Ekonesia Ekonomi – Bank Mandiri dan Ceria Nugraha Indotama (Ceria Corp) mempererat kolaborasi strategis dengan melakukan ekspor perdana feronikel rendah karbon (Low-Carbon Ferronickel/FeNi) dari smelter "Merah Putih" di Kolaka, Sulawesi Tenggara. Pengiriman awal ini mencakup 10 kontainer dari total 65 kontainer yang ditujukan untuk pasar Asia.
Direktur Utama Bank Mandiri, Darmawan Junaidi, menyatakan bahwa langkah ini adalah bukti nyata komitmen Bank Mandiri dalam mendukung program hilirisasi mineral nasional dan transisi energi. Menurutnya, sektor keuangan berperan lebih dari sekadar penyedia dana, melainkan mitra strategis untuk mempercepat pertumbuhan industri bernilai tambah.

"Sinergi dengan Ceria adalah contoh konkret bagaimana akselerasi ekonomi terwujud melalui kolaborasi perbankan dan industri dalam negeri," ujar Darmawan, seperti dikutip dari keterangan resminya, Sabtu (15/6/2024).
Proyek ekspor ini berasal dari fasilitas pengolahan nikel Smelter Rectangular Rotary Kiln Electric Furnace (RKEF) Line I milik Ceria, yang merupakan Proyek Strategis Nasional (PSN) dan Objek Vital Nasional (Obvitnas). Smelter ini menghasilkan Green Nickel dengan kapasitas 72 MVA, menghasilkan 63.200 ton feronikel (kadar 22%) atau setara 13.900 ton logam nikel per tahun.
Feronikel yang diekspor telah memenuhi standar keberlanjutan, dibuktikan dengan Renewable Energy Certificate (REC) dari PT PLN (Persero). Seluruh rantai produksi proyek ini menggunakan energi bersih.

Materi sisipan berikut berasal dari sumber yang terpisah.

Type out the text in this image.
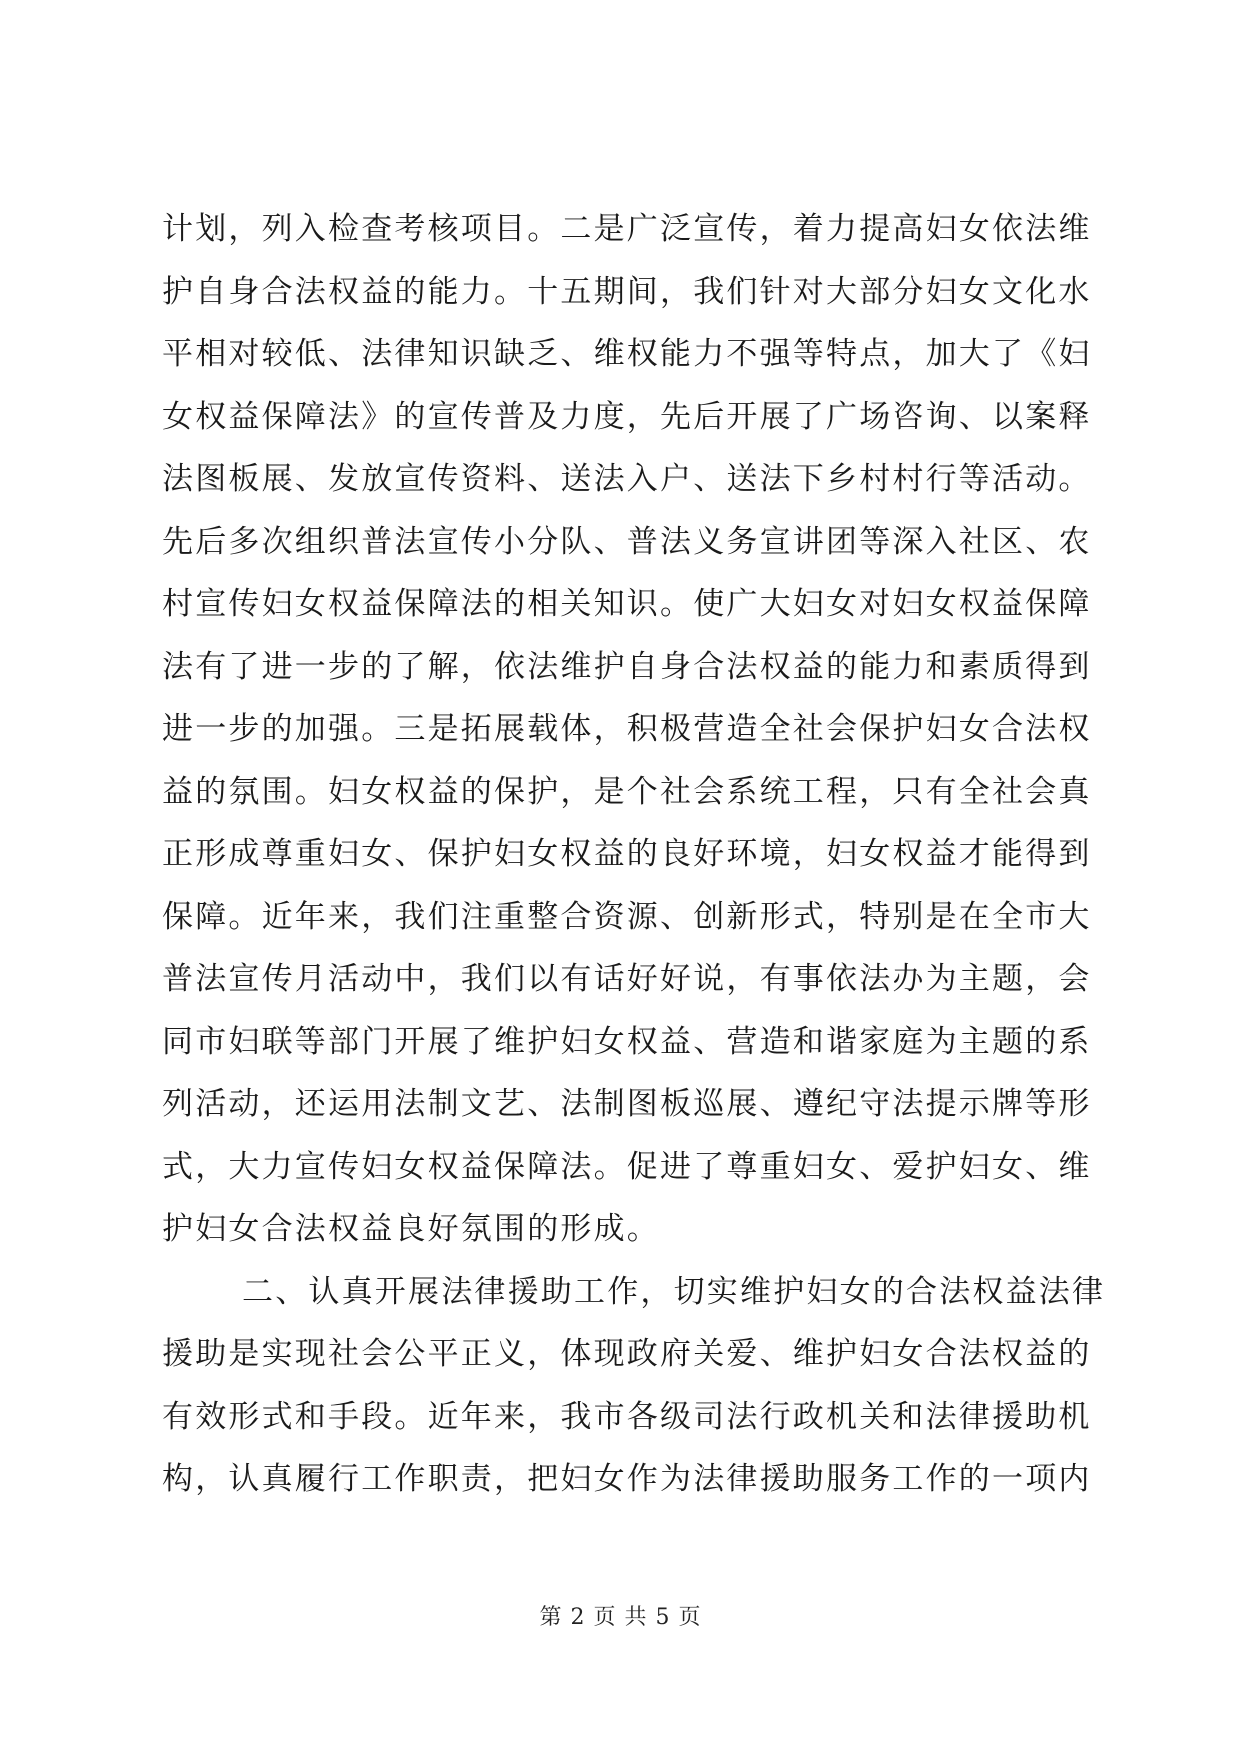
计划，列入检查考核项目。二是广泛宣传，着力提高妇女依法维
护自身合法权益的能力。十五期间，我们针对大部分妇女文化水
平相对较低、法律知识缺乏、维权能力不强等特点，加大了《妇
女权益保障法》的宣传普及力度，先后开展了广场咨询、以案释
法图板展、发放宣传资料、送法入户、送法下乡村村行等活动。
先后多次组织普法宣传小分队、普法义务宣讲团等深入社区、农
村宣传妇女权益保障法的相关知识。使广大妇女对妇女权益保障
法有了进一步的了解，依法维护自身合法权益的能力和素质得到
进一步的加强。三是拓展载体，积极营造全社会保护妇女合法权
益的氛围。妇女权益的保护，是个社会系统工程，只有全社会真
正形成尊重妇女、保护妇女权益的良好环境，妇女权益才能得到
保障。近年来，我们注重整合资源、创新形式，特别是在全市大
普法宣传月活动中，我们以有话好好说，有事依法办为主题，会
同市妇联等部门开展了维护妇女权益、营造和谐家庭为主题的系
列活动，还运用法制文艺、法制图板巡展、遵纪守法提示牌等形
式，大力宣传妇女权益保障法。促进了尊重妇女、爱护妇女、维
护妇女合法权益良好氛围的形成。
二、认真开展法律援助工作，切实维护妇女的合法权益法律
援助是实现社会公平正义，体现政府关爱、维护妇女合法权益的
有效形式和手段。近年来，我市各级司法行政机关和法律援助机
构，认真履行工作职责，把妇女作为法律援助服务工作的一项内
第 2 页 共 5 页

CEO Ceria Corp, Derian Sakmiwata, menambahkan bahwa dukungan perbankan nasional sebagai mitra pembiayaan memberikan motivasi untuk menjaga pembangunan industri berkelanjutan. Ceria juga berencana mengembangkan Smelter RKEF Line II dan fasilitas High-Pressure Acid Leaching (HPAL) Line I.
Proyek ini bertujuan memperkuat peran Indonesia dalam rantai pasok global baterai kendaraan listrik (EV). Target jangka panjang Ceria adalah meningkatkan kapasitas produksi menjadi 252.800 ton feronikel per tahun (setara 55.600 ton logam nikel) dari 4 jalur smelter RKEF, dan 293.200 ton MHP dari 2 fase pabrik HPAL (mengandung 110.940 ton logam nikel dan 11.400 ton logam cobalt).
"Dengan dukungan berkelanjutan dari sektor keuangan nasional, kami yakin Indonesia akan berperan sentral dalam industri baterai global. Sinergi ini adalah pilar utama kemajuan sektor energi baru terbarukan dan hilirisasi," kata Derian. Informasi ini dilansir dari Ekonesia Ekonomi – ekonosia.com pada Sabtu, 15 Juni 2024.